Oto bajka o Raku. W pewnej mazurskiej wsi mieszkał stary ubogi chłop, na którego wołali Rak. Biedę znał od najmłodszych lat, ale marzyło mu się zaznać bogactwa choć przez trzy dni swojego życia.

Usłyszał raz na targu, jak zamożna pani skarży się, że zaginął jej ukochany pierścionek. Za znalezienie obiecywała dużo pieniędzy. Niewiele myśląc, podszedł do niej i obiecał, że błyskotkę na pewno znajdzie. W zamian chce przez trzy dni mieszkać we dworze, pysznie jeść i pić, spać na wygodnym łożu. Pani zgodziła się.

Bajka o Raku

Rano kucharz przyniósł biedakowi śniadanie na srebrnej tacy. Rak jadł i nie wierzył swemu szczęściu, jakie to wszystko było pyszne. Obiad i wieczerza zachwyciły go jeszcze bardziej. Z zachwytu wykrzyknął: „Bogu dzięki, to jest pierwszy!”. Na te słowa kucharz zbladł. Pobiegł do swoich kamratów i powiada: „Ten chłop wie, że my pierścionek zabraliśmy.
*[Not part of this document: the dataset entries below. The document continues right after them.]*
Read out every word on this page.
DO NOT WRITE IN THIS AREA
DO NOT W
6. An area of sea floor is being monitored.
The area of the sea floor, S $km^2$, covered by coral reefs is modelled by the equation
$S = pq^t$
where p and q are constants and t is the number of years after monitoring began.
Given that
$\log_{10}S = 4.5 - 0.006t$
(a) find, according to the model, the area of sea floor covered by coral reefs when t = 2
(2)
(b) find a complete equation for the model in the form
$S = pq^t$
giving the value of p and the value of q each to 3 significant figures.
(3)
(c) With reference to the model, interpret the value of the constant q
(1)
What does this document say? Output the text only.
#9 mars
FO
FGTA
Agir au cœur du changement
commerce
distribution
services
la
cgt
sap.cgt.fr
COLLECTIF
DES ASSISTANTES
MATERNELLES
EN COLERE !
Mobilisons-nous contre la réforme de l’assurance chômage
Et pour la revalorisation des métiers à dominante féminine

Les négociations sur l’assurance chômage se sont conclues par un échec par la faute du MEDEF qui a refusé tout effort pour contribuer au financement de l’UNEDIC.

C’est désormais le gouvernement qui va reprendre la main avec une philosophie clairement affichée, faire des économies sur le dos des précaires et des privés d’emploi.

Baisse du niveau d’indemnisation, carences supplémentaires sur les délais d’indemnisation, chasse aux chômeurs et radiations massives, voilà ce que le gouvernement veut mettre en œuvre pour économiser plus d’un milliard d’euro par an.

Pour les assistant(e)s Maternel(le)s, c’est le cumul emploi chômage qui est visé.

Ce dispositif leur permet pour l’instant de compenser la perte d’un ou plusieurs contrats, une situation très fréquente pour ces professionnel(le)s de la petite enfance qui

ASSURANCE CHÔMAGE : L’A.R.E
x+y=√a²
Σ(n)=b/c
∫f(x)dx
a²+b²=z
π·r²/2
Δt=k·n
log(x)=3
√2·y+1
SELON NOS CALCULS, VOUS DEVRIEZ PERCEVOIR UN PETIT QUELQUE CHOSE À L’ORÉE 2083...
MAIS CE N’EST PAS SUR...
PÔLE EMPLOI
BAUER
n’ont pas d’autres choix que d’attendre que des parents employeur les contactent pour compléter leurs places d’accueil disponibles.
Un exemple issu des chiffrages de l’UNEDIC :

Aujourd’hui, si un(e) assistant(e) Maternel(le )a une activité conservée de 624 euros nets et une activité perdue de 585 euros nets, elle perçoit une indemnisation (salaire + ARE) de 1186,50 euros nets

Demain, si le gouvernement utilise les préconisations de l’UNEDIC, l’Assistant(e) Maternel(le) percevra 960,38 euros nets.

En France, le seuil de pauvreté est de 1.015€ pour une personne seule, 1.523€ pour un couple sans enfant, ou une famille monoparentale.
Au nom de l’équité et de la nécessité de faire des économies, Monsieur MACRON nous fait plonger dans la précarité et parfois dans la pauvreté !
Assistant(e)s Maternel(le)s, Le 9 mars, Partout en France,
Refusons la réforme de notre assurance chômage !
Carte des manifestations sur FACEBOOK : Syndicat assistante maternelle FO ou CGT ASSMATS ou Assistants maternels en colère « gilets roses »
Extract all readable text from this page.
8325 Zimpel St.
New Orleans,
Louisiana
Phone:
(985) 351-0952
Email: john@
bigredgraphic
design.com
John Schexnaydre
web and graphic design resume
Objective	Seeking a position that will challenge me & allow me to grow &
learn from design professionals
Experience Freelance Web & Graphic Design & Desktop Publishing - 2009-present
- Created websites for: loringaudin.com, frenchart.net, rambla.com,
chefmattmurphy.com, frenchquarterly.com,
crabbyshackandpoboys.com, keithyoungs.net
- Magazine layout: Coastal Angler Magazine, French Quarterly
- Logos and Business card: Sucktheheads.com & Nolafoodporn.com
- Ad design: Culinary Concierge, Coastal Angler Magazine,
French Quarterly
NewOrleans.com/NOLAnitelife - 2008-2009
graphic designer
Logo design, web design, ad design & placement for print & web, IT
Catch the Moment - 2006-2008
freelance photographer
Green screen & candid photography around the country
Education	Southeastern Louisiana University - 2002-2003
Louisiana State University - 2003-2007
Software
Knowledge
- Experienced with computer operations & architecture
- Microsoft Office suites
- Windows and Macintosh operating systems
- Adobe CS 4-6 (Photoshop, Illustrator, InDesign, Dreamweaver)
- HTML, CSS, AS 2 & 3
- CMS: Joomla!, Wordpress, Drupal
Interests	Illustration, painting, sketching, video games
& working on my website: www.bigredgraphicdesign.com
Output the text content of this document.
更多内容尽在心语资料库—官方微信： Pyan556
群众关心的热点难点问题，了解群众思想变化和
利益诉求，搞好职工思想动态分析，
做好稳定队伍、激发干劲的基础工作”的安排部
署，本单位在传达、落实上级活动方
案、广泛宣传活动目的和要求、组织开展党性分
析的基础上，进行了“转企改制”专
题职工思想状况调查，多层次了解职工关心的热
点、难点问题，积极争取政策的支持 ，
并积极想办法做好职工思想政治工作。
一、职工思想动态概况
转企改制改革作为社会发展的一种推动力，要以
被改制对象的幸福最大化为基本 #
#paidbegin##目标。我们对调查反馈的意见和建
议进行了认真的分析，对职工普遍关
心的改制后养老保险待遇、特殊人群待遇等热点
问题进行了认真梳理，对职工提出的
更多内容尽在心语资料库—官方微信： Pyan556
Powiedział, że jestem pierwszy złodziej!”. Następnego dnia drugi kucharz nosił posiłki Rakowi, który to przy jedzeniu aż oczy z rozkoszy zamykał. Kiedy przełknął ostatni kęs zawołał: „Bogu dzięki, to jest drugi!”. Kucharz aż podskoczył i pędem do kuchni. „On i mnie wskazał jako złodzieja, biada nam!” Trzeciego dnia podobnie się działo, a kiedy Rak powiedział: „Bogu dzięki, to jest trzeci!”, kuchcik, który cały dzień jedzenie podawał, zrozumiał, że to on – trzeci złodziej. Siedli trzej kamraci i dumają, jak tu starego nakłonić, żeby ich nie wydał. Poszli do Raka, naobiecywali pyszności na drogę, a ten mówi: „Niech będzie, nie wyjawię prawdy, ale krzywdę macie naprawić. Idźcie do kurnika i włóżcie błyskotkę w kartofle. Który indor go zje, temu ogólcie gardziel”.

Rak je mięso

Bajka o Raku

 

Czwartego dnia rano do izby, którą Rak zajmował, przyszła pani zapytać o pierścionek. Stary na to, żeby kazała wypuścić z kurnika wszystkie kury, kaczki, gęsi i indyki. Wszedł Rak pomiędzy ptaki i długo się przyglądał, aż u jednego indora wypatrzył ogoloną gardziel. „Każ go pani zabić i wypatroszyć, a znajdzie się twoja zguba” – zapewnił. Radość z odzyskanej błyskotki była tak wielka, że pani pozwoliła Rakowi jeszcze jakiś czas zostać we dworze i korzystać do woli ze wszystkich wygód.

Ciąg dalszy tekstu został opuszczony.